Advancing Population Health Segmentation Using Explainable AI in Big Data Environments
Keywords:
Explainable Artificial Intelligence (XAI), Population Health Segmentation, Big Data Analytics, SHAP (SHapley Additive Explanations), Healthcare Risk Stratification.Abstract
Population health segmentation creates cohorts of individuals with similar health needs to help develop targeted healthcare interventions. The U.S. healthcare system faces potential benefits and obstacles when using diverse datasets comprising electronic health records and social determinants for patient segmentation. Although complex machine learning models improve segmentation precision, they function as "black boxes" that obstruct clinical acceptance. XAI methods, especially SHAP (Shapley Additive exPlanations), solve the problem of model opacity by clarifying which features contribute to model decisions. We present a framework that combines Explainable AI methods with big data analytics to create transparent population segmentation.
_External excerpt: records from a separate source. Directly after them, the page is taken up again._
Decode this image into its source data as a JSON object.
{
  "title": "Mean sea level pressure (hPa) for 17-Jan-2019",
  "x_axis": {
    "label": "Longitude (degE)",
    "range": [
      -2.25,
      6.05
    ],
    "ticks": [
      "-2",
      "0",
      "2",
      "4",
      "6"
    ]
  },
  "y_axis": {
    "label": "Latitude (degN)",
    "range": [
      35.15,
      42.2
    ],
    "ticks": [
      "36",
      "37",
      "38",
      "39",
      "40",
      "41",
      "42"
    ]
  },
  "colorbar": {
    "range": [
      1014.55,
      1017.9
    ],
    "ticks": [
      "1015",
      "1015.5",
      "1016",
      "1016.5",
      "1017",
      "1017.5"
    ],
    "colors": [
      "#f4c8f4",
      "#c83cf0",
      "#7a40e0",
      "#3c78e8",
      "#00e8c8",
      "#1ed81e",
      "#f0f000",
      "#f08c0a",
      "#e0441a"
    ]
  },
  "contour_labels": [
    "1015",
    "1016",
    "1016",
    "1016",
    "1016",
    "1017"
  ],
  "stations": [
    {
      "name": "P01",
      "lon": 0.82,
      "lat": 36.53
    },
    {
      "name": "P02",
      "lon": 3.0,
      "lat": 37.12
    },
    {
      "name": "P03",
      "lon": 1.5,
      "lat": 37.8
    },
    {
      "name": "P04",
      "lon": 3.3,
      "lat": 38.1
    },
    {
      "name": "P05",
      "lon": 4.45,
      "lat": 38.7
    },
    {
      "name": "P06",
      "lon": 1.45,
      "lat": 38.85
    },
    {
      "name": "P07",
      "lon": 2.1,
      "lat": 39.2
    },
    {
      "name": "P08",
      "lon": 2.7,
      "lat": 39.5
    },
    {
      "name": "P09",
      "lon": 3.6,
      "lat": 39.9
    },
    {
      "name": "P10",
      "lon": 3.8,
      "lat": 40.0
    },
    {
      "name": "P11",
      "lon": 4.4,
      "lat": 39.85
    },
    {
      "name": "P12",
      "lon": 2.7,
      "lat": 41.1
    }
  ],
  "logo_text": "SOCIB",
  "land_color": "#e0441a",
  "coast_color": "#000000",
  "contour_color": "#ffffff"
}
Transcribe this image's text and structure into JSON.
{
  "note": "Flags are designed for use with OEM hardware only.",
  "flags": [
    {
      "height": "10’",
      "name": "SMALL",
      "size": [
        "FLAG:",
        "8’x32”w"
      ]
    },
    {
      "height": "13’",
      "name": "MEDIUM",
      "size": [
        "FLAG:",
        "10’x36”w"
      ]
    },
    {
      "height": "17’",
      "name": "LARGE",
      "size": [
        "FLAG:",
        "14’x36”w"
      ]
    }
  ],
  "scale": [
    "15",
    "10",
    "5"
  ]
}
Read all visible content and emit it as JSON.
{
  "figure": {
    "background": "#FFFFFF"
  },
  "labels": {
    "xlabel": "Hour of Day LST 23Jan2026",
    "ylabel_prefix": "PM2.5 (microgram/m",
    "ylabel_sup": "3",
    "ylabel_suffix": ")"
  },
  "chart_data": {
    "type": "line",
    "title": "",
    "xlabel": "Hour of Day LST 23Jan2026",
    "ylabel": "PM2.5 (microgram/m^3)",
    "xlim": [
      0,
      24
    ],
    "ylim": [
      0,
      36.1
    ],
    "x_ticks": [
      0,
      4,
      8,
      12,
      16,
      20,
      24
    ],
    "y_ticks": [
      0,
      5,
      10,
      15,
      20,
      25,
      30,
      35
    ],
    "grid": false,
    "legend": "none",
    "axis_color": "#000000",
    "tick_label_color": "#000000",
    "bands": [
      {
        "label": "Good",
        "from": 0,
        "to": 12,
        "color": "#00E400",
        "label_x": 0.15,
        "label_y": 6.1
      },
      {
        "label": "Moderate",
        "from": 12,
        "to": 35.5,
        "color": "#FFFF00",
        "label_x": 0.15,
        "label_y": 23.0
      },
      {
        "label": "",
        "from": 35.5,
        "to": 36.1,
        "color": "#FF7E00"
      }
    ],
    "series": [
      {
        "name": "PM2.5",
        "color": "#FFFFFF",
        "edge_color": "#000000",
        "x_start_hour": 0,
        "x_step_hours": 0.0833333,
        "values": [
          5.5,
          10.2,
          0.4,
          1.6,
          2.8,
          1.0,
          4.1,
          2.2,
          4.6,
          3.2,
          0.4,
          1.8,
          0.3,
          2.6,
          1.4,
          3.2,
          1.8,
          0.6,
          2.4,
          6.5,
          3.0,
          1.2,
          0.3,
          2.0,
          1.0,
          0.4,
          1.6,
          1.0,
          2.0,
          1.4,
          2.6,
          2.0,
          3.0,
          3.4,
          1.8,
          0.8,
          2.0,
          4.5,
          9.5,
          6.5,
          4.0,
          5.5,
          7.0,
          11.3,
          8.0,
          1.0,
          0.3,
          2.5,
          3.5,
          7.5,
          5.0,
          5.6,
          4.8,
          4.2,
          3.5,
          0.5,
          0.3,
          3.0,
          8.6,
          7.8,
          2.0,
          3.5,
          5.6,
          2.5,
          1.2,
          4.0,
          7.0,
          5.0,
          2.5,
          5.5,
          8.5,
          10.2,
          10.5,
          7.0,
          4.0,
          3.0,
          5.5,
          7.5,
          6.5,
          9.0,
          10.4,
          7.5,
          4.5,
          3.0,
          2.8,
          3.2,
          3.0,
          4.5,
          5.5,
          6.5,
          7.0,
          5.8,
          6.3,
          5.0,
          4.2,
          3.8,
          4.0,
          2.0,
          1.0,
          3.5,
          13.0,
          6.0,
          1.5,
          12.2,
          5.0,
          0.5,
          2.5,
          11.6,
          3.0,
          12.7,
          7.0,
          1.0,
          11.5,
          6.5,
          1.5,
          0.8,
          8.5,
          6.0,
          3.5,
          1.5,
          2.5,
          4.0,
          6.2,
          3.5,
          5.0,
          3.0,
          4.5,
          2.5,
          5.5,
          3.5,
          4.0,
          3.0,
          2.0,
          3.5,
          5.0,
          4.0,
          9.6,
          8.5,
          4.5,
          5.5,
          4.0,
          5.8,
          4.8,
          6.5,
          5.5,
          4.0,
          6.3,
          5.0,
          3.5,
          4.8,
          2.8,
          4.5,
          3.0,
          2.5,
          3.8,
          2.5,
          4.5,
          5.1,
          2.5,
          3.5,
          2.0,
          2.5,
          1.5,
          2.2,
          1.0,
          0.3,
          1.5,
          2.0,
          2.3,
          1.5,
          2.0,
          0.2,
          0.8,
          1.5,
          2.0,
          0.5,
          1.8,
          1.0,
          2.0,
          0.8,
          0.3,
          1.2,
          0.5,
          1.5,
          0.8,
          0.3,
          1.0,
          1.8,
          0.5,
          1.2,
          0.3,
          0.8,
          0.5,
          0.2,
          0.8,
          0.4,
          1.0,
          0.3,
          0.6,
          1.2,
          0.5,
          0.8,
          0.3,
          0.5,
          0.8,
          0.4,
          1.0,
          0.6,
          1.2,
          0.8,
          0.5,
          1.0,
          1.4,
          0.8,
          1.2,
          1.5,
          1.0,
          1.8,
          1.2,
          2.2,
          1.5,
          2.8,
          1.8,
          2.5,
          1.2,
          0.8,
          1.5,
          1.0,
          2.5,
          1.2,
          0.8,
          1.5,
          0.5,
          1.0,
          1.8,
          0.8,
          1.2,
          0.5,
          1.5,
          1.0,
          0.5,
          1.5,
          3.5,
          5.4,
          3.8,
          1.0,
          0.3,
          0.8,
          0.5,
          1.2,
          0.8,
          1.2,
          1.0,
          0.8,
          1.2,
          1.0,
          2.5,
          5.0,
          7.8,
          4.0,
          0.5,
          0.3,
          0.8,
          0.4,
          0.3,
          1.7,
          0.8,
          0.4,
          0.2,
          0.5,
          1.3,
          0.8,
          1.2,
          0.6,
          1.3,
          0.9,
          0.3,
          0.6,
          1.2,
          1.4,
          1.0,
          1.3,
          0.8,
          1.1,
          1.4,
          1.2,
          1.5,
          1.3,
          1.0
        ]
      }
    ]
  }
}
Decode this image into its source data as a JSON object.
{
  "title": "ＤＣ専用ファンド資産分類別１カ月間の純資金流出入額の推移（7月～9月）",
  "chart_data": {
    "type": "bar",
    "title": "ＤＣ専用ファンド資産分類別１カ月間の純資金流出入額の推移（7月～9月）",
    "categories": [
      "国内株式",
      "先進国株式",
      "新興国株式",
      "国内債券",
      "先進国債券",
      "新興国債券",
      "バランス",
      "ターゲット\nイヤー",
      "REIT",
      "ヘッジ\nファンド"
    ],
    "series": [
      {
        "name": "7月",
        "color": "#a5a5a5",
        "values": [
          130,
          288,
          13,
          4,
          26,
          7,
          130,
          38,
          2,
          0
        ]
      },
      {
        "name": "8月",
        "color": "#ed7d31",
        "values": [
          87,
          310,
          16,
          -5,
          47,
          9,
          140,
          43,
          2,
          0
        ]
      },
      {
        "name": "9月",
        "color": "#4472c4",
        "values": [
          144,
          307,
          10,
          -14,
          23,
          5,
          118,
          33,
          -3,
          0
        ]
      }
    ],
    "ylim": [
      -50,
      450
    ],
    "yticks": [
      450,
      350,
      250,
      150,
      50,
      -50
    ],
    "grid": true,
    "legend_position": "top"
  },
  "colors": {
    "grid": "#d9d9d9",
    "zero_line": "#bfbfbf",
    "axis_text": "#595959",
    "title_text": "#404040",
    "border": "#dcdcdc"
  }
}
The proposed framework uses Apache Spark MLlib to segment patient populations with diabetes, cardiovascular disease, and chronic respiratory illnesses. Our research shows that SHAP-based explanations effectively reveal main factors (e.g., lab values, comorbidities, social factors) that drive population segments. SHAP-based explanations allow clinicians to understand critical drivers such as lab values, medical comorbidities, and social factors for each patient segment, improving clinical decision-making. Our case studies and realistic examples demonstrate how explainable segmentation leads to optimal resource allocation while allowing for personalized care plans and ethical supervision. bias detection) In large-scale health systems. This discussion presents the technical and clinical benefits of implementing XAI-driven segmentation within U.S. healthcare systems to enhance population health outcomes through transparency and trust-building.